Devotion to workers and oppressed

Lucy Parsons organized against the U.S. imperialist war with Spain in 1898. She was active in every major 20th-century workers’ defense case, including those of Big Bill Haywood, Sacco and Vanzetti, and Alabama’s Scottsboro Brothers. She was an original member of the Socialist Party, wrote a weekly column for the Industrial Workers of the World and distributed communist literature. She supported the Russian Revolution of 1917, breaking with anarchist colleagues.

In her articles and speeches, Parsons repeatedly addressed the specific oppressions faced by Black people and women. She campaigned against racist lynchings and criminal injustice, and fought for women’s suffrage, equal pay, birth control access and abortion rights. In the 1920s, the Chicago Police Department described her as “more dangerous than a thousand rioters.”

In the 1930s, Parsons, close to 80 years old and too poor to afford a nickel for a streetcar, walked regularly six miles to downtown Chicago to sell socialist and communist pamphlets. She could still be counted on for every major picket line and rally against capitalist injustice.

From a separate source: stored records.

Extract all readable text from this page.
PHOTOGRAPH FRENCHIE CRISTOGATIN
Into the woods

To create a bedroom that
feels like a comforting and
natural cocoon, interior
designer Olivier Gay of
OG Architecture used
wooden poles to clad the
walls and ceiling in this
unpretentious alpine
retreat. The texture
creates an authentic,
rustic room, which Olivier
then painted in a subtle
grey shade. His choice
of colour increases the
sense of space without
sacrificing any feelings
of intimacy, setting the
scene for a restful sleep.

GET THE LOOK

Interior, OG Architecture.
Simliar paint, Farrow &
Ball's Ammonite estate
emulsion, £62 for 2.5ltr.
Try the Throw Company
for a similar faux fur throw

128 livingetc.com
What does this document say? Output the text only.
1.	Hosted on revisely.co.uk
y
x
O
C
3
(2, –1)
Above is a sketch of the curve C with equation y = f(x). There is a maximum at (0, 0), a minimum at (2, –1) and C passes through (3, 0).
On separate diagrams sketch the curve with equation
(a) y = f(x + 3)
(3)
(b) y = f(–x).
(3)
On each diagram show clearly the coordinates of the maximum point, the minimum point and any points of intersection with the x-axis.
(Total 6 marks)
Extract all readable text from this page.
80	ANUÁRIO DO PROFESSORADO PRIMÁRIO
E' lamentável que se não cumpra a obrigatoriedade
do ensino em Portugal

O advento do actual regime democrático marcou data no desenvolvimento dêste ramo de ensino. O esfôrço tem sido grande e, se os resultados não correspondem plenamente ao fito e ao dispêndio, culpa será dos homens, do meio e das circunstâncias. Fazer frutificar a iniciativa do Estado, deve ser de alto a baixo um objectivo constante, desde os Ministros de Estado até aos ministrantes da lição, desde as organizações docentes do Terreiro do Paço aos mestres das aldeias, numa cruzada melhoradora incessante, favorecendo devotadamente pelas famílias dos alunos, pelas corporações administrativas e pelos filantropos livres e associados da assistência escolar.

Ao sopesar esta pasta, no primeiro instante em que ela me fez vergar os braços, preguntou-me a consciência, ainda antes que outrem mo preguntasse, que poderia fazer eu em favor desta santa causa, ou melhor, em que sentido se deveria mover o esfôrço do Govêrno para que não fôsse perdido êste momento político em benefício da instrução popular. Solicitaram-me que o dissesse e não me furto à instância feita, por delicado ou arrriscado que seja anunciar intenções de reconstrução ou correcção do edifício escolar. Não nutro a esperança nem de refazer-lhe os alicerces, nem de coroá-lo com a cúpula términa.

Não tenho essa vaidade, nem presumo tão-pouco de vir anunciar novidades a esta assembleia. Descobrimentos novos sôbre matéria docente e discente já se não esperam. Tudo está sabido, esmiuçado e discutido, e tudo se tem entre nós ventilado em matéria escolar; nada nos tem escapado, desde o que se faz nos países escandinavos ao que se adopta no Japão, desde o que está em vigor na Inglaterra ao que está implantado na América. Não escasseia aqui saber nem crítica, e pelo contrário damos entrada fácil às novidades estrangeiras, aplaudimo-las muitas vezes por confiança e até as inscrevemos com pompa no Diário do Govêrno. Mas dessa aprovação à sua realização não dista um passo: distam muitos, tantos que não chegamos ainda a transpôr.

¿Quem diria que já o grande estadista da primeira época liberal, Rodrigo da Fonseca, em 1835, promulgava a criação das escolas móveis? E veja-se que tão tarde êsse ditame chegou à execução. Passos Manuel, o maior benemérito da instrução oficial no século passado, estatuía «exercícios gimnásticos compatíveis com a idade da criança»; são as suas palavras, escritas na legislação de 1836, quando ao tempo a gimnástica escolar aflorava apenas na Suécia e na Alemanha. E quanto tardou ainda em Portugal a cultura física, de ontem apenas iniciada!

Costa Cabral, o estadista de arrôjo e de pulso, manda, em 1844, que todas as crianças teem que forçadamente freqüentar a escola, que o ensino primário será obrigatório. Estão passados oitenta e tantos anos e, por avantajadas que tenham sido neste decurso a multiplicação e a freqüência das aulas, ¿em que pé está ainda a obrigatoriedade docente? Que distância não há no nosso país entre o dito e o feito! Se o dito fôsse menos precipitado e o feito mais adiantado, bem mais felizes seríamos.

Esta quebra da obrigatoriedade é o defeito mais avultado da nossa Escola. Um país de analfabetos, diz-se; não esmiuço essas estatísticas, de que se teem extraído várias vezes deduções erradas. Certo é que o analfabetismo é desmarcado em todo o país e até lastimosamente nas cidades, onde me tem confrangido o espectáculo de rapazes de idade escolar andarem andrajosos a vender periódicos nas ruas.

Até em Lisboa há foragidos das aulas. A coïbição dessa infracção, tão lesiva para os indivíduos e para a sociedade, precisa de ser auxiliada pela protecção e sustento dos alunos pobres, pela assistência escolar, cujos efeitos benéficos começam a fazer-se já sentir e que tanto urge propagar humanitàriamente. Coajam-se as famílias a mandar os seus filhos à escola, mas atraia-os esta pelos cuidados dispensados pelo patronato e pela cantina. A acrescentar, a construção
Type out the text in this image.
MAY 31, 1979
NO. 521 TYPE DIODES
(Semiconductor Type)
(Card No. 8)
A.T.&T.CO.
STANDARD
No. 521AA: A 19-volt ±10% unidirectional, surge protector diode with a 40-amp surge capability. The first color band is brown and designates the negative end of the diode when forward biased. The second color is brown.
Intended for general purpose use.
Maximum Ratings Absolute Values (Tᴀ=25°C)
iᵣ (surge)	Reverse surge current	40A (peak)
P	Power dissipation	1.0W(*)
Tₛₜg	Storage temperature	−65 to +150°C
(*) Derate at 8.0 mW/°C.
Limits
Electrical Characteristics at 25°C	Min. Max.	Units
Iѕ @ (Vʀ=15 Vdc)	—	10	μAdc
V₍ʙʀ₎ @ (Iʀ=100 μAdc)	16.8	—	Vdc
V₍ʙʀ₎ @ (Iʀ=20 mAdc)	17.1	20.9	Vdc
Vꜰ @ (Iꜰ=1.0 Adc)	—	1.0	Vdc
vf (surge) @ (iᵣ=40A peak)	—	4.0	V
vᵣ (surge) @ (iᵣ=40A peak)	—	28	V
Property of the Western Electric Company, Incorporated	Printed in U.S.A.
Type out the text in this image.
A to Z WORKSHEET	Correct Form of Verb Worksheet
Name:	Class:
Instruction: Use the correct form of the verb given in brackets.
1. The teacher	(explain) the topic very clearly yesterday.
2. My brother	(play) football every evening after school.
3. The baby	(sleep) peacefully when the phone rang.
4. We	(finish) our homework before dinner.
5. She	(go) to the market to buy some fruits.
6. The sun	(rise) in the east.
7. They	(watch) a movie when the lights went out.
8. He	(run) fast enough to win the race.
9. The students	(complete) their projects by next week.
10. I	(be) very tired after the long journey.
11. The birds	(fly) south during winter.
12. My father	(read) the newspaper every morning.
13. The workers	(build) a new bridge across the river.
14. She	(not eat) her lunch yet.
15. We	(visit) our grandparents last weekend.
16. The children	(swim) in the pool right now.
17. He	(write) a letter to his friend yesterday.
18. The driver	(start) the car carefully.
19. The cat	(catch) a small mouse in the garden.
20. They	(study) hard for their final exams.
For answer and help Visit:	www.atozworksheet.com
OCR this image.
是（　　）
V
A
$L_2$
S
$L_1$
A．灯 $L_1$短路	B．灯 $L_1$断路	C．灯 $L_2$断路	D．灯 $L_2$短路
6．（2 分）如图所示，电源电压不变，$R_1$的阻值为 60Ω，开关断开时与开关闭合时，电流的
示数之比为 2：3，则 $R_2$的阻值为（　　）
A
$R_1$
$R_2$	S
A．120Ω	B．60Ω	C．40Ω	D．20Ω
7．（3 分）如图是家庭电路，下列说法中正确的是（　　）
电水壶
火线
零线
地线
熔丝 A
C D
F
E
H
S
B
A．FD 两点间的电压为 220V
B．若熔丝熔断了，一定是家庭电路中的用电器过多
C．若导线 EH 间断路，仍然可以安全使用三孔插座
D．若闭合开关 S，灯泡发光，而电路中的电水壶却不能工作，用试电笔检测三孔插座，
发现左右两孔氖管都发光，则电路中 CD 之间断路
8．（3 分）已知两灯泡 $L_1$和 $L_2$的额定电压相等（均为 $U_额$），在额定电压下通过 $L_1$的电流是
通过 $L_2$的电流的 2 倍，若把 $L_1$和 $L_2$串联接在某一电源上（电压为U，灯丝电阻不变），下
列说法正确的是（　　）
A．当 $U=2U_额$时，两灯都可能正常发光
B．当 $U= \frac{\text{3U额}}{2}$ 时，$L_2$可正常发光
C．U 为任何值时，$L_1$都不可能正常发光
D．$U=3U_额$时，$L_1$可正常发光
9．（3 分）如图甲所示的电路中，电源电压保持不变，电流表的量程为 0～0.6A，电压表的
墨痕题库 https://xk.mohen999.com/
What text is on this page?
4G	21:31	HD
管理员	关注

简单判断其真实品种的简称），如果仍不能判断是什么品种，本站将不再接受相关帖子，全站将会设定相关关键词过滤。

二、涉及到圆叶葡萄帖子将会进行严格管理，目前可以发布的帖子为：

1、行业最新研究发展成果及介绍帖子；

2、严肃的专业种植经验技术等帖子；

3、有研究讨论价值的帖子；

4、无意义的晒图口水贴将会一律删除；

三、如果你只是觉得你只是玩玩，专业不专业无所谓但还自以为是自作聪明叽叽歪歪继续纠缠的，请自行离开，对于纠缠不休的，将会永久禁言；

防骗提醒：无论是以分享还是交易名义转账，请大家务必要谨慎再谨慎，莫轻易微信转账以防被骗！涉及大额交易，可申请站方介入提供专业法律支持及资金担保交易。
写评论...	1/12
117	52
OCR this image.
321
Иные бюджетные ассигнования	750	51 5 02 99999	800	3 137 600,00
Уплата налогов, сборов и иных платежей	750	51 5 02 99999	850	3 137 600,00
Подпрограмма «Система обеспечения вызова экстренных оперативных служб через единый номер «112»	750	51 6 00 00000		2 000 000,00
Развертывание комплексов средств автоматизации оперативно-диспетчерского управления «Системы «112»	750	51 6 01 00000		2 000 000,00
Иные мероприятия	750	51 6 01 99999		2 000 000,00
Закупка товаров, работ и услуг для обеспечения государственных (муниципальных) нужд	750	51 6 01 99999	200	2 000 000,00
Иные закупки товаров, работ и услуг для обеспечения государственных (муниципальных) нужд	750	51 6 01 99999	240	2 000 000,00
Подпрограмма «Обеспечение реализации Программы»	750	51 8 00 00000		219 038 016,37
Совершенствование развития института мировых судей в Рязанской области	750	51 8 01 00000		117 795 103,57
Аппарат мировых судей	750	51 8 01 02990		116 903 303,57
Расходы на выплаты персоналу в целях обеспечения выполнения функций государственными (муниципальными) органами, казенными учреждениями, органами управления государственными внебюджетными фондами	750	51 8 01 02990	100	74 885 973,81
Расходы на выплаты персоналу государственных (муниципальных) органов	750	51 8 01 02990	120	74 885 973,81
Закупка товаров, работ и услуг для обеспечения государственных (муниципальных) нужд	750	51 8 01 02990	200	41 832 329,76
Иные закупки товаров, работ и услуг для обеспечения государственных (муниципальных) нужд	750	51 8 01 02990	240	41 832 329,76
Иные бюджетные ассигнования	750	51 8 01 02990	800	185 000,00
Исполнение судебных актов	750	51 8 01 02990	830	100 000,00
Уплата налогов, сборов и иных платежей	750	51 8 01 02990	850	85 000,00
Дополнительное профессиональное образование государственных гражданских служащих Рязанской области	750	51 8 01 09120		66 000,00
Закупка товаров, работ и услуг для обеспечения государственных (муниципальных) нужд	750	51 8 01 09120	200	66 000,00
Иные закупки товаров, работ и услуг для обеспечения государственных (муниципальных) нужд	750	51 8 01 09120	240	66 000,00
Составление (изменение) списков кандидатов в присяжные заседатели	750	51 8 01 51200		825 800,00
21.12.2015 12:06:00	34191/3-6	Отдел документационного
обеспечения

Her main focus continued to be organizing the unemployed, frequently taking the lead in hunger marches. She helped formulate the sit-down-strike tactic, urging strikers not to “go out and starve, but to remain in and take possession of the necessary property of production.”

In 1941, at one of her last public appearances, Parsons spoke to strikers at International Harvester, successor to the company that had provoked the Haymarket events 55 years earlier. She stressed the continuity of the struggle against the capitalists and the police, urging the workers to keep fighting till victory.

Lucy Parsons died in 1942. Virtually blind by then, her wood stove caught fire and she was trapped in the burning house. As a final indignity, the FBI stole her historically valuable library of 1,500 books and personal papers.

Parsons was a woman of color who became an extraordinary leader in the struggle for the liberation of the workers, oppressed and women. Her spirit lives on today in the new generation of women fighting for liberation and socialism. She merits remembrance on International Women’s Day. Her militant legacy remains feared by her foes. In 2004, the Fraternal Order of Police tried, but failed, to stop the naming of a Chicago park after Lucy Parsons.

There are a number of biographies of Parsons for further reading, but a primary source is “Lucy Parsons: Freedom, Equality & Solidarity — Writings & Speeches, 1878-1937.”